シナリオ・センターの代表・小林幸恵が、出身ライターの活躍や業界動向から感じたことなど、2006年からほぼ毎日更新している日記です。
シナリオ・センター代表の小林です。今日は春いちばん?南風が強く、東京では電車が止まったりして。なんだかんだと面倒を起こしながらも少しずつ春はやってきているようです。(笑)
昨夜、出身ライターの大山淳子さんが、元担当講師の柏田と私を訪ねておいでくださいました。

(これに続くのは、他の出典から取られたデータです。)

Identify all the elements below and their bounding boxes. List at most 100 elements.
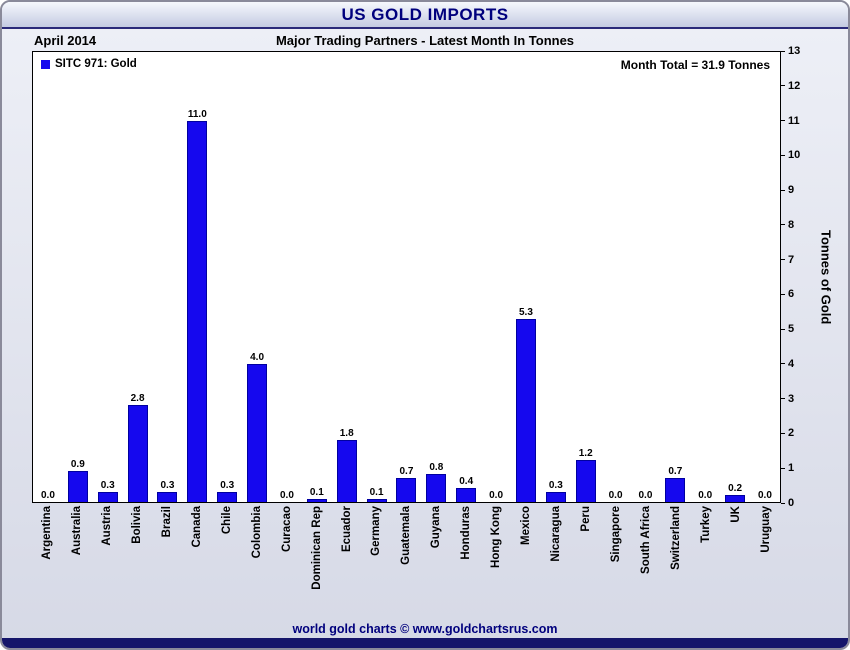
bar-value-label: 4.0 [250,351,265,363]
x-axis-label-slot: Hong Kong [481,503,511,621]
y-tick: 10 [781,149,800,161]
legend-swatch-icon [41,59,50,69]
bar-value-label: 0.9 [70,458,85,470]
y-tick-mark [781,50,785,52]
x-axis-label: Hong Kong [490,506,503,568]
x-axis-label-slot: Bolivia [122,503,152,621]
bar-column: 0.0 [601,52,631,502]
y-tick-mark [781,467,785,469]
y-tick-label: 10 [788,149,801,162]
bar-column: 0.3 [212,52,242,502]
bar-value-label: 2.8 [130,393,145,405]
x-axis-label: Australia [70,506,83,556]
y-tick-label: 12 [788,79,801,92]
x-axis-label: Canada [190,506,203,548]
x-axis-label: Singapore [610,506,623,563]
y-tick-label: 0 [788,497,795,509]
y-tick-label: 7 [788,253,795,266]
bar-value-label: 0.7 [668,465,683,477]
x-axis-label-slot: UK [721,503,751,621]
bar [247,363,268,502]
bar [366,498,387,502]
bar-value-label: 11.0 [187,109,207,121]
bar-column: 0.1 [362,52,392,502]
bar [665,477,686,502]
y-tick-mark [781,502,785,504]
bar-value-label: 0.0 [279,490,294,501]
y-tick-mark [781,154,785,156]
y-tick-mark [781,293,785,295]
x-axis-label-slot: Brazil [152,503,182,621]
y-tick: 1 [781,462,794,474]
plot-area: 0.0 0.9 0.3 2.8 0.3 11.0 0.3 4.0 0.0 0.1 1.8 0.1 0.7… [32,51,781,503]
x-axis-label: Guyana [430,506,443,549]
y-tick: 5 [781,323,794,335]
bar [396,477,417,502]
bar-column: 0.9 [63,52,93,502]
x-axis-labels: Argentina Australia Austria Bolivia Brazil Ca… [32,503,781,621]
bar-value-label: 0.3 [160,479,175,491]
y-tick: 9 [781,184,794,196]
bar [725,495,746,502]
bar-value-label: 0.1 [309,486,324,498]
bar [127,405,148,502]
y-tick: 3 [781,393,794,405]
x-axis-label: Switzerland [669,506,682,570]
y-tick: 13 [781,45,800,57]
bar-value-label: 0.0 [489,490,504,501]
x-axis-label: Curacao [280,506,293,553]
y-tick-label: 1 [788,462,795,475]
bar-value-label: 0.0 [40,490,55,501]
bar-column: 0.4 [451,52,481,502]
bar-value-label: 0.1 [369,486,384,498]
x-axis-label-slot: Honduras [451,503,481,621]
y-tick: 12 [781,80,800,92]
y-axis-title-column: Tonnes of Gold [808,51,844,503]
bar-column: 4.0 [242,52,272,502]
x-axis-label-slot: Ecuador [332,503,362,621]
bar-value-label: 0.0 [638,490,653,501]
x-axis-label: Argentina [40,506,53,560]
bar-value-label: 0.0 [608,490,623,501]
bar [545,491,566,502]
page-title: US GOLD IMPORTS [341,4,509,24]
bar [456,488,477,502]
x-axis-label: Ecuador [340,506,353,553]
x-axis-label: Bolivia [130,506,143,544]
chart-area: 0.0 0.9 0.3 2.8 0.3 11.0 0.3 4.0 0.0 0.1 1.8 0.1 0.7… [32,45,844,621]
bar-value-label: 0.0 [698,490,713,501]
x-axis-label-slot: Uruguay [751,503,781,621]
bar-value-label: 0.3 [100,479,115,491]
x-axis-label: Austria [100,506,113,546]
y-tick-label: 8 [788,218,795,231]
x-axis-label: Dominican Rep [310,506,323,590]
y-tick: 7 [781,254,794,266]
bar [217,491,238,502]
y-tick-label: 3 [788,392,795,405]
x-axis-label: Uruguay [759,506,772,553]
bar-column: 0.0 [750,52,780,502]
y-tick-label: 9 [788,184,795,197]
bar-column: 0.3 [541,52,571,502]
bar-column: 0.1 [302,52,332,502]
x-axis-label-slot: Nicaragua [541,503,571,621]
x-axis-label-slot: Chile [212,503,242,621]
month-total-annotation: Month Total = 31.9 Tonnes [620,58,770,72]
x-axis-label-slot: Singapore [601,503,631,621]
bar-column: 0.0 [272,52,302,502]
bar [336,439,357,502]
y-axis: 0 1 2 3 4 5 6 7 8 9 10 11 12 13 [781,45,808,509]
x-axis-label-slot: Guyana [421,503,451,621]
legend: SITC 971: Gold [41,58,137,70]
bar-value-label: 0.2 [728,483,743,495]
y-tick-mark [781,259,785,261]
bar [426,474,447,502]
x-axis-label-slot: Dominican Rep [302,503,332,621]
x-axis-label: Brazil [160,506,173,538]
x-axis-label-slot: Turkey [691,503,721,621]
x-axis-label-slot: Australia [62,503,92,621]
bar-column: 0.0 [33,52,63,502]
bar-value-label: 0.7 [399,465,414,477]
x-axis-label: Nicaragua [550,506,563,562]
subtitle-row: April 2014 Major Trading Partners - Late… [2,29,848,51]
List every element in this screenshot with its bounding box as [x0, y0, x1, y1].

脚本家より小説家としてすっかり名を成してしまった大山さん、23万部を突破した「猫弁シリーズ」から始まって、ここ3年ほどでたくさんの本を出されている超売れっ子小説家ですが、新刊本を持ってきてくださいました。
新しく出された本は「イーヨくんの結婚生活」(講談社刊)
イーヨ君は伊予太という本名なのですが、5人兄弟の末っ子で、いつも、誰にでも「いいよ」っていう人なのでイーヨ君と呼ばれています。一緒に住んでいた長男が急死して、そのお通夜の席から物語は始まります。

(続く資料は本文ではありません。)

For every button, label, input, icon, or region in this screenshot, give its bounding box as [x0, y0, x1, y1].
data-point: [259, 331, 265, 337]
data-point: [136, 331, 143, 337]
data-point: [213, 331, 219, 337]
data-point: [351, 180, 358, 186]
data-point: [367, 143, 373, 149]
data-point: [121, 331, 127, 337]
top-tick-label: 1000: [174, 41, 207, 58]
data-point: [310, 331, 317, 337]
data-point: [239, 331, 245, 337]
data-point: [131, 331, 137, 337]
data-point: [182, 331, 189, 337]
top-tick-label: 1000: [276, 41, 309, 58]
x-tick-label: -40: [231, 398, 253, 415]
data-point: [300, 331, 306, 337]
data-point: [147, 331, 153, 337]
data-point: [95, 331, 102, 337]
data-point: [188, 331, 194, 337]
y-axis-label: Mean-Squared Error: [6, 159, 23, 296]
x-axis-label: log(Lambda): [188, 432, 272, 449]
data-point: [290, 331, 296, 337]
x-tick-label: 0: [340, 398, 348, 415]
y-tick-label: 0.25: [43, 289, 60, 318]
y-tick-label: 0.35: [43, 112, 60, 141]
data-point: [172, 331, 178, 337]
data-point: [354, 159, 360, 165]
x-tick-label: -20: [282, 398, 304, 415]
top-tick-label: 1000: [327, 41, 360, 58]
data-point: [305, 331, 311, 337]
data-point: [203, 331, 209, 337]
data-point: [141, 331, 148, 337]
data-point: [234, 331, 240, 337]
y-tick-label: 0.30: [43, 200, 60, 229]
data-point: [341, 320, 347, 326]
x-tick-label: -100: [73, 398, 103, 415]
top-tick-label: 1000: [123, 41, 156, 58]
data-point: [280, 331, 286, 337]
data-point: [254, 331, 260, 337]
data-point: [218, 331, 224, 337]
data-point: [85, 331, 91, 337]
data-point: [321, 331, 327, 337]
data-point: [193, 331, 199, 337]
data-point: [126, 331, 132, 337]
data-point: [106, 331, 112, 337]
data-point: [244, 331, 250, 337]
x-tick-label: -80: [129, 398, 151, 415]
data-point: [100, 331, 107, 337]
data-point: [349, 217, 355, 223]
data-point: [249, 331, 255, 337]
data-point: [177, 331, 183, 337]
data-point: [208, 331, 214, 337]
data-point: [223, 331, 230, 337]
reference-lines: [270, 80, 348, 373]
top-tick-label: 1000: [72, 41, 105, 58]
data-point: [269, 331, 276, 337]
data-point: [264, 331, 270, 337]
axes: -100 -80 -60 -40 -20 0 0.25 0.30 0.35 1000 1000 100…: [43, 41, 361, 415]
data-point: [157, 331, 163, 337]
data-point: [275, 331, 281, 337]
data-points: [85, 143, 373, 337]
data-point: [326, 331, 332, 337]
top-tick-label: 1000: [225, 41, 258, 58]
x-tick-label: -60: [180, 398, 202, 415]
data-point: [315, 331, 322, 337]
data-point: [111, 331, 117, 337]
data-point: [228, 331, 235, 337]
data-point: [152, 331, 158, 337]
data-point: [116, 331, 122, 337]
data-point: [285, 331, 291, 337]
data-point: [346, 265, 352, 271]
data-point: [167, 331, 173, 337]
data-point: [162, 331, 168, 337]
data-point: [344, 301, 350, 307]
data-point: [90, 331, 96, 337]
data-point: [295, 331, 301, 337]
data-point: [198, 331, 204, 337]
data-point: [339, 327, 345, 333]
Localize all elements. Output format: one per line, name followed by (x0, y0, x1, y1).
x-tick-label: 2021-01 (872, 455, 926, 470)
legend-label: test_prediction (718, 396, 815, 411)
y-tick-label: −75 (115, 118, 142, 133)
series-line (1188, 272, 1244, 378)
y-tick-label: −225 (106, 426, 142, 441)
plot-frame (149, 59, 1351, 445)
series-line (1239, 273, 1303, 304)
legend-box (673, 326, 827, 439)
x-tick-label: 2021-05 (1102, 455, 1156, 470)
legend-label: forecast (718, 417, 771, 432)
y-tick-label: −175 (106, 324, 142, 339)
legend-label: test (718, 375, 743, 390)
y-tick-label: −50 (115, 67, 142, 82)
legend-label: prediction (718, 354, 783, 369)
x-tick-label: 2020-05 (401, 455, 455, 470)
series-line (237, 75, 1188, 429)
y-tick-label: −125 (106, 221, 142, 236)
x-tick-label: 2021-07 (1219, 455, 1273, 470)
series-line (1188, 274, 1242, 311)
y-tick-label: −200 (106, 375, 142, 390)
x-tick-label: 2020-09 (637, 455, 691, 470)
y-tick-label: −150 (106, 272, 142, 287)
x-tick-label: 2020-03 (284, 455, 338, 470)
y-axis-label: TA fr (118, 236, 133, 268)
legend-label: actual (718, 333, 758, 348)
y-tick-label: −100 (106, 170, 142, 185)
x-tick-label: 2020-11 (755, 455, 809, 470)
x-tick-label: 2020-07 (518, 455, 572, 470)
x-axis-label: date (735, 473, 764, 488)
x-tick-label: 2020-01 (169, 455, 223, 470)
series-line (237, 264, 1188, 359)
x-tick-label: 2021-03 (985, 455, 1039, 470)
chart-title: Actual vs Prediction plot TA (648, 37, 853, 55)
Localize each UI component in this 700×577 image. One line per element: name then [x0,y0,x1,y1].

誰も会ったことのない妊娠している長男の婚約者が現われ、なぜかイーヨ君が長男の代わりに結婚することに・・・。
謎の婚約者、そして5人兄弟、お父さん、お父さんの再婚相手、伯父さん夫婦、幼馴染と出てくる登場人物のキャラが濃いこと濃いこと。
ドラマにしたら最高だと思います。
早くに亡くなったお母さんの幽霊が俯瞰で語り、交互に登場人物のそれぞれが語り・・・と、斬新な語り口でその背景と事情がみごとに描かれていき、ぐんぐん引き込まれます。
まあ、面白くて、ミステリアスで、ラストは気持ちが温かくなって、私は午前1時から4時過ぎまで眠気も吹き飛んで、一気呵成に読んでしまいました。これこそがエンタテイメントの極致だと思います。久々に爽快な気分になりました。
おかげで寝不足ではありますが・・・。(笑)
大山さんが、昨年書かれた「おあずかりやさん」(ポプラ社刊)(大山さんの小説は「描かれた」のほうが合う気がしますが)が名門麻布中学の入学試験問題になりました。
麻布中学の先生は、この小説を問題にしたのは、想像力のある子を採りたかったからとのこと。
さすが麻布の先生。目のつけ処が鋭い!
大山さんの本は、イメージが湧いてくる、映像が見える小説なんです。
それって、大山さんはシナリオが大好きでいらしてシナリオ的に見ているからなんですね。
「おあずかりやさん」が入試問題になって、なんと父兄や学校の先生方が、この前後が読みたいと新たな読者となられ、お手紙をいただいたとか。
こんな形の読者増やしもあるんですね。(笑)
文豪の小説ではなく、大山さんのエンタテイメント小説が試験問題になる・・・なんだか世の中捨てたもんじゃないと、嬉しくなりました。
やさしくわかりやすく想像力を広げられることがどんなに素晴らしいことか、大山さんが受験生にも教えてくれました。